Rambouillet to Paris Champs-Élysées, 130 kilometers

Cavendish wins his fourth Champs Elysees stage. Temporarily without Internet here so the statistics are from the encyclopedic Tenspeed Hero vault we call “My head,” or “Jonathan’s head.” No one in the history of Le Tour has won the stage in Paris so many times. And no one in the World Champion Jersey has ever won on the Champs Elysees.

Credit must be shared with Cav’s lanky lead-out man, Bradley Wiggins (more on him elsewhere). Cavendish comma Mark started his sprint 400 meters from the finish – a feat on its own that should cement his reputation as the world’s fastest man – and won the stage by a Horse chestnut. The tree not the nut – the length of the tree, not the width. If you have ever been on the Champs Elysees, you know that the avenue is lined with Conker trees, also known as Horse chestnuts, but we usually call them Aesculus hippocastanum for simplicity sake.
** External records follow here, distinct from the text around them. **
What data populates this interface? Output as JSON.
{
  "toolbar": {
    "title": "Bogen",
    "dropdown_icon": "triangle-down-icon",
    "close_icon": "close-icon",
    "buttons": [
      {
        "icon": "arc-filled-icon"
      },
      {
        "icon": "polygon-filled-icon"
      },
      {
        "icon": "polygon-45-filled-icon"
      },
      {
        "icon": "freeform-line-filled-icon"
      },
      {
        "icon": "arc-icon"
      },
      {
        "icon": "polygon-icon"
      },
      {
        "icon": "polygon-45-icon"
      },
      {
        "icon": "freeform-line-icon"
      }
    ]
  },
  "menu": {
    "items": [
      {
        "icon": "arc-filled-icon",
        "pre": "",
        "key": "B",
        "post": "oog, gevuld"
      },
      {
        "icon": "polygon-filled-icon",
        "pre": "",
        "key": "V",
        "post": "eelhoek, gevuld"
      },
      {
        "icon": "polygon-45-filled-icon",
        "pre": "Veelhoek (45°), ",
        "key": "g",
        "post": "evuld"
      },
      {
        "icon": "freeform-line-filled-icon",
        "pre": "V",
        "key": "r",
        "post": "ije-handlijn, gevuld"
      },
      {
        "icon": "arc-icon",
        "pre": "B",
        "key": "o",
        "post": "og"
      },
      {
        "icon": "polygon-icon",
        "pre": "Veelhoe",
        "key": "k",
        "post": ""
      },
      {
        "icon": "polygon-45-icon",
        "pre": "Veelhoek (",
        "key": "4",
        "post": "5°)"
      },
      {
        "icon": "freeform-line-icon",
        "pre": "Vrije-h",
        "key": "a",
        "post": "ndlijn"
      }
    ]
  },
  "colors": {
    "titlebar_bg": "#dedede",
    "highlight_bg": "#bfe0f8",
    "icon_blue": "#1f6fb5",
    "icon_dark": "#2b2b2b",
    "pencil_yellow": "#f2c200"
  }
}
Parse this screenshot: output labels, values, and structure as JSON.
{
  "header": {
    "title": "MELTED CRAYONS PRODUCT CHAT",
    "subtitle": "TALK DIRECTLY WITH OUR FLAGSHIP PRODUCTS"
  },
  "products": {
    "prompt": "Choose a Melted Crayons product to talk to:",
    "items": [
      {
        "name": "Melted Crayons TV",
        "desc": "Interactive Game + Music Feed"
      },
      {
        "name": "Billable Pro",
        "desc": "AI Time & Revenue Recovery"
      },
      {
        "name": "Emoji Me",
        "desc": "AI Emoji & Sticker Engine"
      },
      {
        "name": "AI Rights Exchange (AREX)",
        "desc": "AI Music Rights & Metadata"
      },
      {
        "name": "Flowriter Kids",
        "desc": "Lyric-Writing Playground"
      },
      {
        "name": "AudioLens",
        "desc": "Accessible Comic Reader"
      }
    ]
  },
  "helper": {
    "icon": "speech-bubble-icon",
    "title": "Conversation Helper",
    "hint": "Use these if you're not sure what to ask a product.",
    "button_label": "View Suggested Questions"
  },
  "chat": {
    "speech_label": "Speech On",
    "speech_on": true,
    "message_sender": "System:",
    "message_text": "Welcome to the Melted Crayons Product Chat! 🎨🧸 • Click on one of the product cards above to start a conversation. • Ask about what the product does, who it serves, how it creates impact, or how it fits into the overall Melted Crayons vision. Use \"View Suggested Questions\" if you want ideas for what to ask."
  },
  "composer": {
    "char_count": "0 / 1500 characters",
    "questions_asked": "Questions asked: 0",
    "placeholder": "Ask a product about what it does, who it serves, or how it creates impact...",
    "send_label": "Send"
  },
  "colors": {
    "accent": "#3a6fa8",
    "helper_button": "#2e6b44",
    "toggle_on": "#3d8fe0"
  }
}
In 1974 the Champs Elysees was relatively quiet on the last day of the Tour but not for lack of interest. The Tour spectators were at the Cipale velodrome that year as they were every year since 1968. Back then a favorite pastime was to watch Eddy Merckx win.

A word on Manx cats

The Isle of Man is of course the home of Mark Cavendish but the Isle is also where the tailless (sometimes stubby tailed) Manx cat hails from. The cat has other distinguishing characteristics aside from the short or absent tail. They are prized for their hunting abilities and in fact there is a particularly deft Manx hunter that frequents Tenspeed Hero HQ West in Idaho. Her name is Mop, so named because, until she moves, one would think they were looking at the business end of a mop. Manx cats were favorites for sailors to keep the ship’s rodent population in check. This may have worked to keep rats in check enough for the scurvy dogs aboard the ship but as any city resident knows, a few rats made it to shore. The Manx cat’s rear legs are longer that its forelegs making it an excellent sprinter. Only half of that sentence is made up. The part about sprinting.